Cerca de 3 anos depois de terem ido morar com a avó, esta veio a falecer, deixando para eles o apartamento onde moravam, seu único bem. Recentemente, ao procurar por terapia, aos 27 anos, Cristina morava com o irmão nesse apartamento e sentia que sustentava-o, já que ele fazia pouco esforço para ajudá-la com o que quer que seja. Constantemente surgiam conflitos em relação a isso e era frequente Cristina sentir que deveria cuidar dele e não lhe dar preocupações apesar de pensar, ao mesmo tempo, que as coisas deveriam ser diferentes.
Cristina se formou em publicidade recentemente e trabalha em uma agência de propagandas há cerca de dois anos. Tem bom relacionamento com os colegas, mas sente-se bastante distante de todos os que estão ali. Faz seu trabalho sem pedir ajuda a ninguém mesmo quando tem dúvidas de como agir.
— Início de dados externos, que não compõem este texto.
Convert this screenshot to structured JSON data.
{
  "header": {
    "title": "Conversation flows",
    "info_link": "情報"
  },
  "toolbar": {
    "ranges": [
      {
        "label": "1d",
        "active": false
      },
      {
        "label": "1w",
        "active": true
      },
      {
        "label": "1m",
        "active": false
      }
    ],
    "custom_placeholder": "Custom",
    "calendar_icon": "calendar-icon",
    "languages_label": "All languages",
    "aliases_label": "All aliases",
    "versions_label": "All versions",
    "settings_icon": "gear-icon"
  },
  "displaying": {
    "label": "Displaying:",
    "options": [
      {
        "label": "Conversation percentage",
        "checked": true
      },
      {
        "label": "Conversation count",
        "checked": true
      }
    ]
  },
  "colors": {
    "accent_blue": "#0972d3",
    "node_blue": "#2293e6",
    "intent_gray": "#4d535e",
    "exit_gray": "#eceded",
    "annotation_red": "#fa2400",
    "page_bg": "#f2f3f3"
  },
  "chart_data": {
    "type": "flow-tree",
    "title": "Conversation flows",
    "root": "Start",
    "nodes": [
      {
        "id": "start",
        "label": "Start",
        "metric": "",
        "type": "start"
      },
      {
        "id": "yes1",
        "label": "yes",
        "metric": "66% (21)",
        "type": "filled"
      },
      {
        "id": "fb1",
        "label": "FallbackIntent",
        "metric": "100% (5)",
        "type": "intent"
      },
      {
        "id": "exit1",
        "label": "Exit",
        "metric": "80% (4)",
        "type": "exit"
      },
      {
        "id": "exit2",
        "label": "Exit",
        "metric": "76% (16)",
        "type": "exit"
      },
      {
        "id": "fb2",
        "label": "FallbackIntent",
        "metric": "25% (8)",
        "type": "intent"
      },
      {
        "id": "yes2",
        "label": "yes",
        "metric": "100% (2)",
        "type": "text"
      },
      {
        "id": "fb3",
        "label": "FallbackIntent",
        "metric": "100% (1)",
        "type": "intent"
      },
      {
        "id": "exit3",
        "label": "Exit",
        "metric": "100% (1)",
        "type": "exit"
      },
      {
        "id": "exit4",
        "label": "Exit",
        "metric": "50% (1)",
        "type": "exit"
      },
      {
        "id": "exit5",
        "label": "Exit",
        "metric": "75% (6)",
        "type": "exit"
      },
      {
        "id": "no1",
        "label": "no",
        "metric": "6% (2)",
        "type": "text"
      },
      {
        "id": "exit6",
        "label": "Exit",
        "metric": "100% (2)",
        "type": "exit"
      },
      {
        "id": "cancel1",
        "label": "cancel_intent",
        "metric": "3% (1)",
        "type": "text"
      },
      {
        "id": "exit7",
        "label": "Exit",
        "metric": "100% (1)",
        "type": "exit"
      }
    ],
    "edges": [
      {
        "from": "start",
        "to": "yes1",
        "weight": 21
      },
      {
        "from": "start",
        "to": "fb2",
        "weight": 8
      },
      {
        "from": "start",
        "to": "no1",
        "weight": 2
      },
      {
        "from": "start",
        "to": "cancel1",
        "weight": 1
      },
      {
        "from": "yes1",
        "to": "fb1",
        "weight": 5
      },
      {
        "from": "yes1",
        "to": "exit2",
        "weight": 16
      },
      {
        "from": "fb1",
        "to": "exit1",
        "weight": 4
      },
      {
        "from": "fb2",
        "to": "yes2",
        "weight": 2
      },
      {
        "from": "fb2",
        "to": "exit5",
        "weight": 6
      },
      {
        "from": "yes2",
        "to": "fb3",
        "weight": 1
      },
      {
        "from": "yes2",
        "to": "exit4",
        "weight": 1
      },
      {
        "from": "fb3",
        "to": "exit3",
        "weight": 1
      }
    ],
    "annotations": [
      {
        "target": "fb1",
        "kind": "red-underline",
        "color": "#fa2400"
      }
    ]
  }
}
Em sessão, Cristina sempre mostrou-se bastante agradável e demonstrou bastante vontade e disposição de seguir o que é discutido em sessão. Entende claramente as análises feitas em sessão sobre as formas como se comporta e é capaz sozinha de fazer essas análises. Porém, tem encontrado grande dificuldade em mudar suas atitudes em seu dia a dia, reconhecendo que permanece repetindo sempre os mesmos padrões. Cobrava-se muito por isso e frequentemente demonstrava muita culpa em não conseguir mudar e em não ser capaz de alcançar os progressos esperados em terapia e que ela acreditava que eu esperava.
Além disso, mostrava-se distante na sessão… apesar de muito agradável sempre, Cristina agia com grande respeito em relação a mim, tratando-me como a profissional que poderia ajudá-la a melhorar. De fato, esse era meu papel já que sou sua terapeuta, mas tratava-me como se eu soubesse as soluções que ela procurava ou como se eu fosse uma especialista em sua vida. Essa postura me incomodava, tanto pela minha consciência de que eu não tinha as respostas que ela procurava como pela distância que sentia dela ao me ver como uma profissional que tem respostas. Comecei a perceber que a facilidade que ela tinha em me contar as dificuldades pelas quais passava (e que não contava para mais ninguém) não era fruto de confiança em mim, mas sim por acreditar que esse era seu papel: me dar informações para que eu a entendesse e dissesse a ela o que fazer.
Como uma terapeuta que trabalha com FAP (Psicoterapia Analítica Funcional, ou em inglês Functional Analytic Psychotherapy), comecei me sentir incomodada de ser colocada nesse papel e compreendi que a distância que sentia em relação a ela era decorrente exatamente desse tipo de postura dela. Ela tentava ser a cliente exemplar (ao menos na forma como ela acreditava que seria exemplar), assim como ela tentava se portar em todos os âmbitos da vida dela, tentando ser a irmã exemplar, a funcionária exemplar, buscando a perfeição em todos esses contextos. Além disso, ao me ver como a profissional que a ajudaria a solucionar seus problemas, alguém que precisava de informações sobre ela para fazer análises, construía entre nós uma barreira (o mesmo muro de vidro) deixando de ver nossa relação como real.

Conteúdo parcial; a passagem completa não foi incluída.